Pero ella no. Ella se sentía atraída por su energía, por el salvaje e irresistible poder que era una parte tan intrínseca del duque.

Aquel era el peligroso secreto de Minerva.

Esperó. La puerta se había cerrado; el duque sabía que estaba allí. Como no hizo ninguna señal, el ama de llaves avanzó y se sentó en la silla.

De repente, Royce se detuvo. Tomó aire profundamente, y después se giró y se dejó caer en su butaca.

– La granja de Linshields. ¿Quién la ocupa ahora? ¿Aún son los Carew?

– Sí, pero creo que seguramente recordarás a Carew padre. Quien lleva ahora la granja es su hijo.

El duque mantuvo a Minerva hablando la siguiente hora, presionándola y haciéndole preguntas a toda velocidad.

Royce intentaba mantener su mente totalmente concentrada en el trabajo (en la información que obtenía de ella), aunque sus respuestas fluían tan despreocupadamente que tenía tiempo para escucharla de verdad, no sólo lo que estaba diciendo, sino su voz, el timbre, la tenue aspereza, la subida y la caída de las emociones mientras ella las dejaba colorear sus palabras.

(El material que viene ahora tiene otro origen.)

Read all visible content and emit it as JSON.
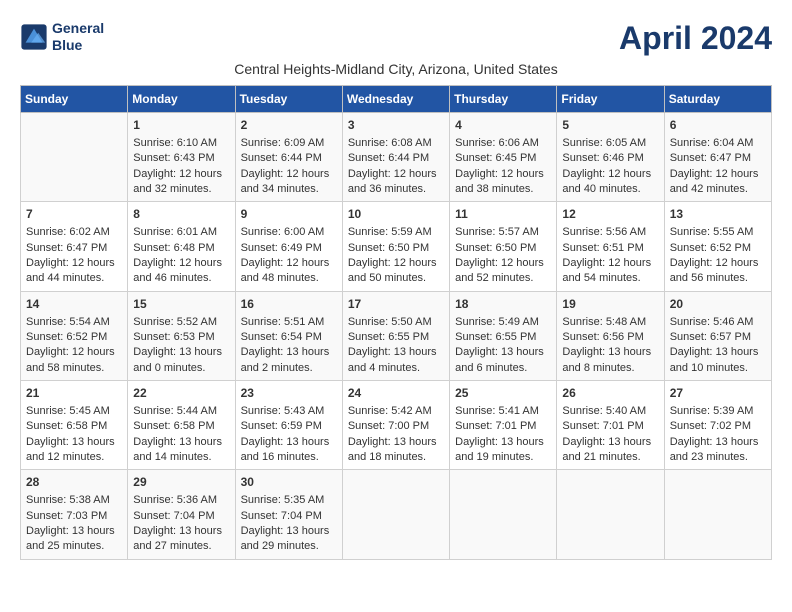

Minerva no tenía reticencia ni corazas, ni en aquel aspecto ni en ningún otro. No necesitaba buscar señales de falsedad en ella, ni de reserva.

De modo que sus sentidos más amplios habían tenido tiempo de detenerse en el levantamiento y en la caída de sus pechos, en el modo que un rizo errante caía sobre su frente; había tenido tiempo de notar los destellos dorados que cobraban vida en sus ojos cuando sonreía al narrar algún incidente.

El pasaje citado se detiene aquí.